C'était un spectacle des plus... excitants. Rafael essayait toujours de deviner où tomberait cette tête, où irait ce corps. Cette peur dans leurs yeux, ces bouches qui mimaient de silencieuses prières, ces mains qui se joignaient pour supplier. Supplier d'épargner. Rafael adorait cette sensation de pouvoir absolu. Rafael était le roi du monde.
Et de cinq ! Et de vingt ! Rafael avait perdu le compte.
Un premier cri particulièrement déchirant fendit la nuit, puis un deuxième. Puis une rafale. Rafael vit au loin une femme recroquevillée entre les tiges de cannes, un bébé étroitement pressé contre sa poitrine. Il s'approcha, un sourire flottant sur ses lèvres. Il prit violemment l'enfant ; un garde dont le nom lui échappait en fit de même avec la femme en larmes. Il envoya le petit en l'air ; le garde trancha d'une traite le cou de la mère. Ce ne fut que lorsque Rafael entendit le bruit sec caractéristique du petit crâne qui se brisait contre le sol dur qu'il pensa alors à ce petit gilet que son fils aîné voulait tant pour son anniversaire.
Au suivant !
Le massacre se poursuivait. Dans cet enfer, Rafael était pourtant rassuré. En effet, avant de partir de chez lui, il avait bien pensé à cacher sa femme. Sa petite femme dont il était fou amoureux. Sa petite femme qui avait aussi le sang des autres dans ses veines, tout en refusant de l'admettre, et qui ne savait pas encore dire le mot magique. Les enfants étaient avec elle. Il ne savait pas combien de temps durerait le chaos, mais il espérait les protéger jusqu'au bout. Il en faisait le serment : il protégerait sa femme et ses enfants contre ceux qui, comme lui, faisaient ce grand nettoyage ethnique. Le reste, en revanche, il s'en moquait.

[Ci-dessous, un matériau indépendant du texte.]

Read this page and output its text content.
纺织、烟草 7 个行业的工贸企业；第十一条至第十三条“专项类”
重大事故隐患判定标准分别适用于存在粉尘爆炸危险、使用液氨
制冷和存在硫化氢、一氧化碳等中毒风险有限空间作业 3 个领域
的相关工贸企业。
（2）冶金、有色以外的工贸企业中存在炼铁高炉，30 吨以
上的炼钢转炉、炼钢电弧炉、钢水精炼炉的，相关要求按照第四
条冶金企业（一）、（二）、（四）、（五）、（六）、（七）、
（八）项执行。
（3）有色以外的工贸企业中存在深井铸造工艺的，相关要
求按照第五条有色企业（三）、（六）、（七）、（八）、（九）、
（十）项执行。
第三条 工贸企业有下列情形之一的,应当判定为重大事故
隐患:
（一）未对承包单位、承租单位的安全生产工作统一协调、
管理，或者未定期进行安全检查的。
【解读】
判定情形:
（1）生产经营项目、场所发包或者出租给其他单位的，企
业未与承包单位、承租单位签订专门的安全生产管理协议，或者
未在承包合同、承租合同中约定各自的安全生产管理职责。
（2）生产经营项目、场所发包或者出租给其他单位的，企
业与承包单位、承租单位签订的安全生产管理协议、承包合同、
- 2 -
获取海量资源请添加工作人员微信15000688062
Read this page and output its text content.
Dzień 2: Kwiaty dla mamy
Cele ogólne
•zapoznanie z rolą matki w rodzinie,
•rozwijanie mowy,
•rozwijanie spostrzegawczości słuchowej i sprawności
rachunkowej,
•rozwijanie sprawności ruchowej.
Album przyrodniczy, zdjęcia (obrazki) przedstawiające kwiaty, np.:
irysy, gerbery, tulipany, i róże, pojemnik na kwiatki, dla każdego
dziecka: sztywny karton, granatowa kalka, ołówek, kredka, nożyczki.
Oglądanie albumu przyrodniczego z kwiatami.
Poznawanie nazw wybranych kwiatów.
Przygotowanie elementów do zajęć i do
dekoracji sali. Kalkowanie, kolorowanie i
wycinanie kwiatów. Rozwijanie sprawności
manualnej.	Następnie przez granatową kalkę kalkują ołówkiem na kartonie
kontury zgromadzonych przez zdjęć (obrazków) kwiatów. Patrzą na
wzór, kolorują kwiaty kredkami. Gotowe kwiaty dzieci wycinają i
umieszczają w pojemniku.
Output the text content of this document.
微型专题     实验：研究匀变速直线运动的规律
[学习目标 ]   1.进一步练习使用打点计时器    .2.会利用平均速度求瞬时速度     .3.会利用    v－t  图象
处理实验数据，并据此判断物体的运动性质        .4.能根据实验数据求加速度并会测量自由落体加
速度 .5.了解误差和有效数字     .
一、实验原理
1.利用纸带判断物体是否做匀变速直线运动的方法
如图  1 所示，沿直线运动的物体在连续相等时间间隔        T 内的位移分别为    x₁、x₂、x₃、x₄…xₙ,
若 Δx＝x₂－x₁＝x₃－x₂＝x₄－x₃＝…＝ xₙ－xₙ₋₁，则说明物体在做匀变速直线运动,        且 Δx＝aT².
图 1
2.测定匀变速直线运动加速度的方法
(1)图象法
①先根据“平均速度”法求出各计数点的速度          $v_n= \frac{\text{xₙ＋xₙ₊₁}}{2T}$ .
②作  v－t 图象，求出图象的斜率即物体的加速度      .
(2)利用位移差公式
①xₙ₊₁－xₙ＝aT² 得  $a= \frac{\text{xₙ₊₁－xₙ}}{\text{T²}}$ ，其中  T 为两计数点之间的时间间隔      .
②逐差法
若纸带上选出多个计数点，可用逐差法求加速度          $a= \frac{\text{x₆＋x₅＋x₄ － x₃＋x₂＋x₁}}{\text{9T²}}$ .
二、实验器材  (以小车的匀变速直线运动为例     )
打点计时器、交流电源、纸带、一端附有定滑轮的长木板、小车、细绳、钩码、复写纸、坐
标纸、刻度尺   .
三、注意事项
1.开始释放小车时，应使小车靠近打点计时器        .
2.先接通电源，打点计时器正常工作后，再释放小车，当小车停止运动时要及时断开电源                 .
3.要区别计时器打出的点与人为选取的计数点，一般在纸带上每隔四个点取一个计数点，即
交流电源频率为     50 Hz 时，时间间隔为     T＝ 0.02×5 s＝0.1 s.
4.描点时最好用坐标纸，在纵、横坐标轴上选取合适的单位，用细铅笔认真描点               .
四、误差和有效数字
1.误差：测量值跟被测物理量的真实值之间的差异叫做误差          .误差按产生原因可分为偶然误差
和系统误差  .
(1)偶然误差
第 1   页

Du courage, pour sûr, il en avait ! Il se demanda alors ce que penserait la vieille si elle le voyait.
Il entendit des pas dans son dos. C'était Ribero qui s'approchait, une longue machette entre les doigts. En voyant son regard malsain, sans crier gare, Rafael sentit son sang se figer dans ses veines. L'enfer environnant ne devint alors plus qu'un grand bourdonnement quand, d'une voix mielleuse, Ribero susurra :
— Rafael, amigo mío... Elle est où, ta femme ?
Déjà, au loin, le soleil se levait. Nous étions le 3 octobre 1937 et, en République dominicaine, le jour avait ce goût âcre des cadavres que les vivants n'enterraient plus.